Thursday dawned bright and sunny. Well, it probably did but as ever I was not around to see it. Still, the statistical probability was pretty high given that the weather has now settled down to a truly Mediterranean ‘climate’ of cloudless blue sky and warm sunshine. In fact the sun was potentially at its warmest today it being the summer solstice in the northern hemisphere with the sun closest to being vertical overhead.
After grovelling along the worst path of my life on Wednesday I set myself a tough challenge for Thursday to climb the other local Profitis Ilias, Προόφιτηης Ίλιας Πύργου Δίρου the Profitis Ilias of Pyrgos Dhirou, the next village/town south of Areopoli.
Enquiries about buses to Pyrgos Dhirou indicated the earliest I would get there by that means was about 12.00 which would have meant sitting on my thumb for the morning. So I chose the alternative which was to walk the whole way. I seriously didn’t know if I was up to it. I estimated crudely that it would take me 2 hours to get to the start of the path up the mountain which at 1079 metres was the highest I had tackled so far. And it would be from sea level straight up in the heat of the day when all except mad dogs and Welshmen are sipping frappés and playing Tavli (backgammon) in the shade. And I had to get back to Areopoli afterwards!!!
It was hard going but not as bad as I feared. In large part that was because I managed the route-finding OK to the mountain and the path to the top was reasonably obvious most of the way. It was, as is always the case on such mountains, an ‘accelerating’ path, it got a lot steeper the higher it went. But I got to the top from the hotel in 3 hours 15.
My aim was to get there by High Noon, the point in the year when the sun is highest in the sky.
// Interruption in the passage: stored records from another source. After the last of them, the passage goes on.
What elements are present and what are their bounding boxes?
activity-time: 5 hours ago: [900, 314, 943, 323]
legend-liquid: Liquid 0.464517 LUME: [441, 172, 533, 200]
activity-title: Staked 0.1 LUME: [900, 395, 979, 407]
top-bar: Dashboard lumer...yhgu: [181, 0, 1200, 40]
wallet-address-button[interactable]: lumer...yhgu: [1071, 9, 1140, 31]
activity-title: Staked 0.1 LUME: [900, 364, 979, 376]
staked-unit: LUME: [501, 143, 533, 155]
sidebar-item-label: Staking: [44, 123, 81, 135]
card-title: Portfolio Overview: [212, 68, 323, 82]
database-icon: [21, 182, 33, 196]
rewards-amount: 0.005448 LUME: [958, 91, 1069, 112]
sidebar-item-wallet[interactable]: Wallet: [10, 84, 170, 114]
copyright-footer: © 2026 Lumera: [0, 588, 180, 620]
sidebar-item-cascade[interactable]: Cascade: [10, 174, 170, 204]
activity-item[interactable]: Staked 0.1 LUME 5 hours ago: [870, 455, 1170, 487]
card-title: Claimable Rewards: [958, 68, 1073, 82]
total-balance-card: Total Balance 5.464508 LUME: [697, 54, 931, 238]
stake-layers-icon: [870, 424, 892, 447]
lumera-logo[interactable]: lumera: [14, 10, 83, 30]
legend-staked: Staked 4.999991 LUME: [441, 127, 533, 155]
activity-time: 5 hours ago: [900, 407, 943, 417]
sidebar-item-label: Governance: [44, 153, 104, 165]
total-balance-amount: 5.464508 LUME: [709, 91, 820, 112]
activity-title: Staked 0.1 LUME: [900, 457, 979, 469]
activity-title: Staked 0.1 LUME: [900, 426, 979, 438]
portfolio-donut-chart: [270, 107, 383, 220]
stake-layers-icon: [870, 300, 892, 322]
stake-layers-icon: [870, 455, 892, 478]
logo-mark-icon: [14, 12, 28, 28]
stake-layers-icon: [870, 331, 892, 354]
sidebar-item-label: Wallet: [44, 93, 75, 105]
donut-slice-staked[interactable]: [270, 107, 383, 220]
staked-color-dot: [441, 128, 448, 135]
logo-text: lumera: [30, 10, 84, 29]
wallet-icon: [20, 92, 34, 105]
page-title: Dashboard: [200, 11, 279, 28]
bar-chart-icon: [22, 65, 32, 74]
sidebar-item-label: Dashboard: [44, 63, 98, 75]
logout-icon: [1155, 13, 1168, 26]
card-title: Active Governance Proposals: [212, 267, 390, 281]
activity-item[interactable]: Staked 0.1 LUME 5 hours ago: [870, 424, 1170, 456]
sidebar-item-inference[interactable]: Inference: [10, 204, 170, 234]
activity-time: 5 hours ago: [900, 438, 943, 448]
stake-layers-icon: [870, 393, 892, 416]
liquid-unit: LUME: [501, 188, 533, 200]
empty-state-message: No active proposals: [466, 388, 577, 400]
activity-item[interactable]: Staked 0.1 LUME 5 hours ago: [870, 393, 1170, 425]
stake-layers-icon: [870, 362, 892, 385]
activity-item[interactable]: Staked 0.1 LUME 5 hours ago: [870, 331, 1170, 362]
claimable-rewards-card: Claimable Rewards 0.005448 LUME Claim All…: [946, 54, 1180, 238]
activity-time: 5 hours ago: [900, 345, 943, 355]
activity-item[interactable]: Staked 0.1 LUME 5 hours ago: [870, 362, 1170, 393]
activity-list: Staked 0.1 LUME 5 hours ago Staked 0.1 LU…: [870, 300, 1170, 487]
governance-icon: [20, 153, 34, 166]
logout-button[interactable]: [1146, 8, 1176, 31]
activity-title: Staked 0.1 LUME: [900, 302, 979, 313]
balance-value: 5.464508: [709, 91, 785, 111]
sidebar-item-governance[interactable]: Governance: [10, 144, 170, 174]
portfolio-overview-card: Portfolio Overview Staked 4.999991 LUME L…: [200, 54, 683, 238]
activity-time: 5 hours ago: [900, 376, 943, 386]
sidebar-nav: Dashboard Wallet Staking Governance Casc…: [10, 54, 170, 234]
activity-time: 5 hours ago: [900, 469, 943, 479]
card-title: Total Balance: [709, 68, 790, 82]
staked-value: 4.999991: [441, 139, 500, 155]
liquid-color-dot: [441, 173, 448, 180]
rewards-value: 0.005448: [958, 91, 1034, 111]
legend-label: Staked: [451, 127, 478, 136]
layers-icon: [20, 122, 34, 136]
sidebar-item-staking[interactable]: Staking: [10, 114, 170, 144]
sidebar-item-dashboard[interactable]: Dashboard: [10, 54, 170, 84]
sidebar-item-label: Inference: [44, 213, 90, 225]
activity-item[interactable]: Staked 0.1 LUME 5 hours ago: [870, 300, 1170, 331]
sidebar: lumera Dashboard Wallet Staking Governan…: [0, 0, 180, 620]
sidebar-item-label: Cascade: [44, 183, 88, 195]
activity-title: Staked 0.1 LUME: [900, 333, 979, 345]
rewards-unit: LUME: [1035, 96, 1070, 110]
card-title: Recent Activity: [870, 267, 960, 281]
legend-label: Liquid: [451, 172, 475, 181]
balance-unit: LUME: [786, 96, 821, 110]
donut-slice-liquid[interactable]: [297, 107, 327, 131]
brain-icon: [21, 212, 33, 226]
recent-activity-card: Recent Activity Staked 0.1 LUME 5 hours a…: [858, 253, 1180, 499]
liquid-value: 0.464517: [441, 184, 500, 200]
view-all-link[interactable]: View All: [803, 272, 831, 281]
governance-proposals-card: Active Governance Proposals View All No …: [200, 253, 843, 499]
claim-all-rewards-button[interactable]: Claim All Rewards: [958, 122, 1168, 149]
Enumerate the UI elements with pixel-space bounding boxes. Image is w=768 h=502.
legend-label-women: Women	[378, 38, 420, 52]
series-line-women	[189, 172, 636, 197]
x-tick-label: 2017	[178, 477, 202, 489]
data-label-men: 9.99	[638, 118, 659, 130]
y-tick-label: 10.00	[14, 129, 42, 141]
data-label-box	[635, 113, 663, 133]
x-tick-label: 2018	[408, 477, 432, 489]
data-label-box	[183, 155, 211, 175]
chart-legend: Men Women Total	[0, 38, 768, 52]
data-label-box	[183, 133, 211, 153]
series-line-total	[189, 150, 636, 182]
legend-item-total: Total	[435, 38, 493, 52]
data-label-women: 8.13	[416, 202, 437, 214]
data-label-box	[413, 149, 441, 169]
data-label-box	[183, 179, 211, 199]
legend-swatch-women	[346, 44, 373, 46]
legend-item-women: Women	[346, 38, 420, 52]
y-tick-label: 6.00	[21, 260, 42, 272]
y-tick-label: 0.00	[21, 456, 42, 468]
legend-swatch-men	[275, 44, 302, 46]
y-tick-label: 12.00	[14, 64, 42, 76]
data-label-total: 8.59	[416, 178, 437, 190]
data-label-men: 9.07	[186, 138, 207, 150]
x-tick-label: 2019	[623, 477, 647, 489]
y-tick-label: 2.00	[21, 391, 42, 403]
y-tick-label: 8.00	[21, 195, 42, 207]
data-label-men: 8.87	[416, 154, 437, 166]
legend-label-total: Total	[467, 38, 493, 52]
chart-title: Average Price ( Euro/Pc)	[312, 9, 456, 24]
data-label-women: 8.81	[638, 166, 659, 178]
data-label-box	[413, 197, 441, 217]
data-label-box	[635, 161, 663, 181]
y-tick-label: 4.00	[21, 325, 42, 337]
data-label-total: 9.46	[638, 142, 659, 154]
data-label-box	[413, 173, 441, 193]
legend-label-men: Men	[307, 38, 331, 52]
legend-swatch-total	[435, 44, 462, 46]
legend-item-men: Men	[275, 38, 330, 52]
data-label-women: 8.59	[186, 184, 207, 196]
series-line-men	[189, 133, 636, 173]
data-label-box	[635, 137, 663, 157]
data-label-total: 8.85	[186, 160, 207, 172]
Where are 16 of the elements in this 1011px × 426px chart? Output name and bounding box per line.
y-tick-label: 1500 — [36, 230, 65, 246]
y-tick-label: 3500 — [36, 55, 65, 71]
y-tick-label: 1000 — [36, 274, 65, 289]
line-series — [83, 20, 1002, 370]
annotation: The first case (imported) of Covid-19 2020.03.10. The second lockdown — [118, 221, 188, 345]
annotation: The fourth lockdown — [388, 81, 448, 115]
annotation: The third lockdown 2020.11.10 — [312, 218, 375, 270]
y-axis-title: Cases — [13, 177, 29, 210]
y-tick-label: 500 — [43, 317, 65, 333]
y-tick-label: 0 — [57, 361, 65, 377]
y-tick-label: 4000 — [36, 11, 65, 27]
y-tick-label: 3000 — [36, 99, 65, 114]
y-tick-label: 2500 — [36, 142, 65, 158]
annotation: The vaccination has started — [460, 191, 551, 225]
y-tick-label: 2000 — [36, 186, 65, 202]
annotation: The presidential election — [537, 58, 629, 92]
Because of Summer Time correction that is 13.00. I reached the compound of the Profitis Ilias chapel at 12.59. I kid you not. I steadfastly refused to look at my watchon the way up but simply kept the pace which I (hoped I) could manage from the bottom to the top.
The point of the exercise? To take a photo of my shadow on the shortest day at the highest point. The shortest me until the same day next year.
But then disaster. Don’t you always kick yourself for missing the bleeding obvious!! Sybil Fawlty has a degree in it according to Basil. I over-elaborated and thought it would be a good idea to put my watch on the ground to record the time. My legs were pretty tired after the climb and I found it difficult to maintain the penguin pose with my feet splayed apart and I kept toppling over. I had thought to do it on the wall around the compound with the vertical drop back the way I had come but I’m very glad I resisted that one.
However the real idiocy of the ‘smart’ idea only struck me when I got back to the hotel and loaded the photos onto the computer. They were completely unpublishable for reasons I just hadn’t anticipated. The one below is the worst photographically but the only one publishable before the watershed.
I lolled around on top for over half an hour. Having spent all that energy getting to the top of the world (locally at least) it seemed a shame to give it up, especially so in the knowledge that it was a long way back down …. and going down loose paths is always more risky than going up. Going up is tiring because of overcoming the effects of gravity but going down is equally tiring because of the greater need for control.
The views from the top were more impressive than from the Profitis Ilias above Areopoli and I spent a long time soaking it all in and trying to capture it on camera.
Eventually I gave in and headed back down to enjoy a frappé in Pyrgos Dhirou en route to the beach and a really good cooling off swim in the sea. I said it last year and it’s true this, I’ll miss the swimming probably as much as walking in the mountains in the sunshine.
The whole trip took 8 hours including frappé-time and swimming. Covered about 27 kms, height gain was about 1330 metres. Easier day called for on Friday. Then probably heading even deeper into Mani on Saturday.